From 8 April 2021, it will now be a criminal offense under section 30 of the Commerce Act 1986 to enter into a contract, arrangement, or understanding that contains a cartel provision, or to give effect to a cartel provision.

Previously, the Commerce Commission could only bring civil proceedings against a person or business who engaged in commercial cartel conduct with the punishment limited to punitive penalties. Now, under section 82B of the Commerce Act 1986, individuals who breach the cartel provisions in the Act could face criminal prosecution and a sentence of up to 7 years imprisonment.

The new law criminalising cartels will not only capture new agreements entered into after 8 April 2021, but will also capture cartel provisions in existing agreements which are given effect to after 8 April 2021.

What is a cartel provision?

A cartel provision is a provision in an agreement or an understanding between two parties that has the aim or effect of ‘price fixing’, ‘restricting output’, or ‘market allocating’ in relation to similar goods or services in New Zealand.

  • The term ‘Price Fixing’ refers to an agreement between 2 or more parties, usually in competition with one another, to attempt to control the supply or acquisition price of certain goods and services in New Zealand. It also extends to any discounts, allowances, rebates or credits offered for certain goods or services.
  • ‘Restricting Output’ on the other hand, is an arrangement between 2 or more parties which attempts to limit the production, distribution or supply of certain goods or services in the market.
  • Finally, ‘Market Allocating’ is an arrangement between 2 or more parties in competition with one another not to carry on trade within a certain geographical area in which the other party operates, or deal with particular persons or classes of persons.

While the parties to these types of arrangements are usually in competition with one another, the cartel provisions in the Act may also extend to other collaborative dealings between businesses such as suppliers, franchises, and businesses in partnership or joint venture with one another.

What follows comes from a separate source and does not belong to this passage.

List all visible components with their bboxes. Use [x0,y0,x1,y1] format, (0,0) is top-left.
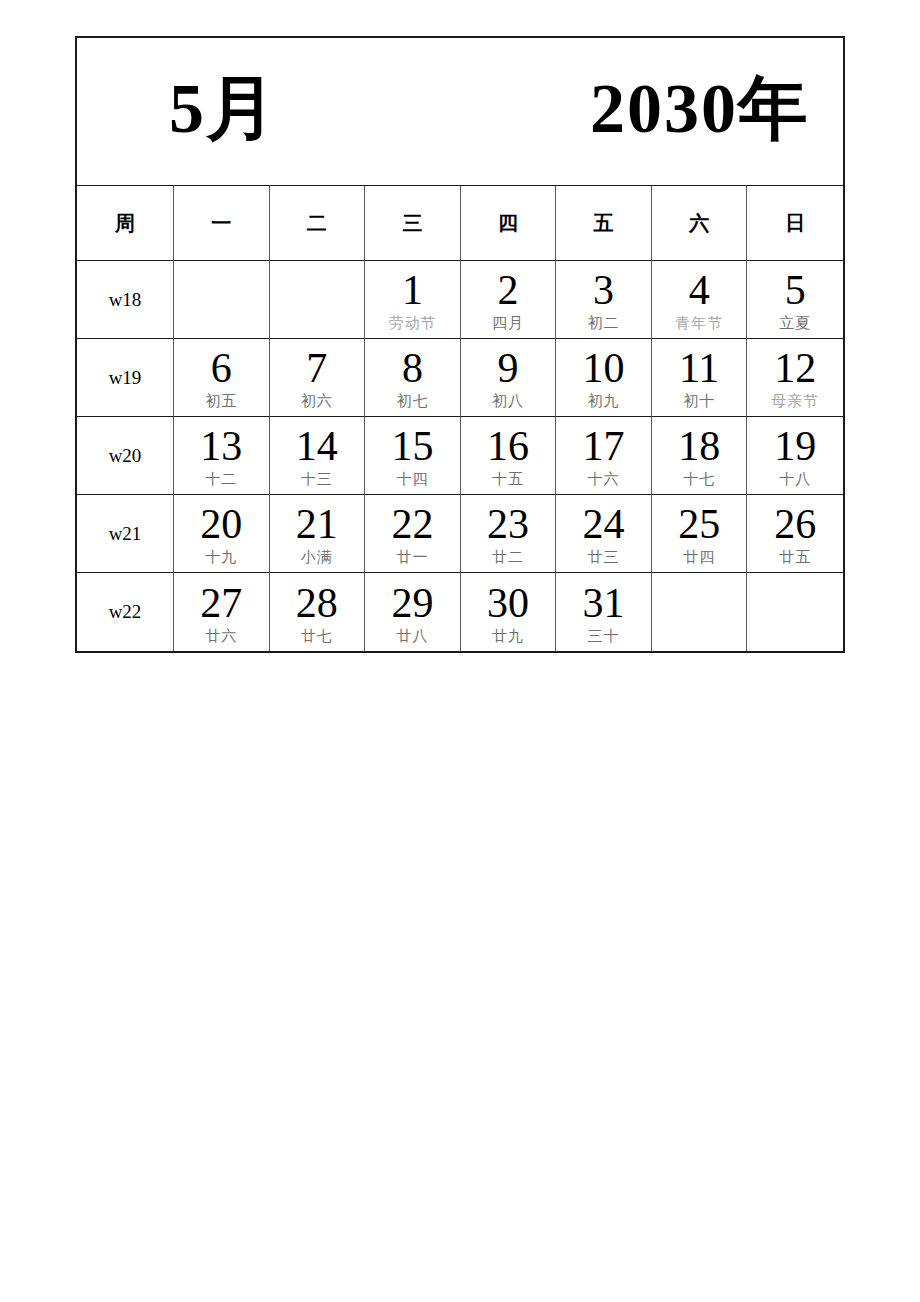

There are steep penalties for breaching the cartel provisions in the Act. Individuals who breach the Act may now face up to 7 years imprisonment or a fine of up to $500,000.00.

Companies who breach the Act may be fined the greater of:

  • a fine of up to $10 million;
  • 3 x the commercial gain resulting from the breach; or
  • 10% of a company’s annual turnover during the accounting period in which any cartel provision was operating.

The intent of the parties and the likely effect of the provision on the market will be relevant in determining the seriousness of the breach. There are of course several exceptions. Under sections 31 – 33 of the Act, if you can establish on reasonable grounds that your arrangement comes within the definition of a ‘collaborative activity’, ‘vertical supply contract’ or ‘joint buying and promotion agreement’, then you may be able to escape liability.

These recent legislative changes are a reminder to review your current contracts to ensure that there are no provisions which could be construed as ‘price fixing’, ‘restricting output, or ‘market allocating’.

If you believe you have breached the Act, you should seek legal advice as you may be eligible to apply to the Commerce Commission for leniency under the Commerce Commission’s Cartel Leniency and Immunity Policy. The policy encourages whistle-blowers by granting leniency to the first members of a cartel to come forward.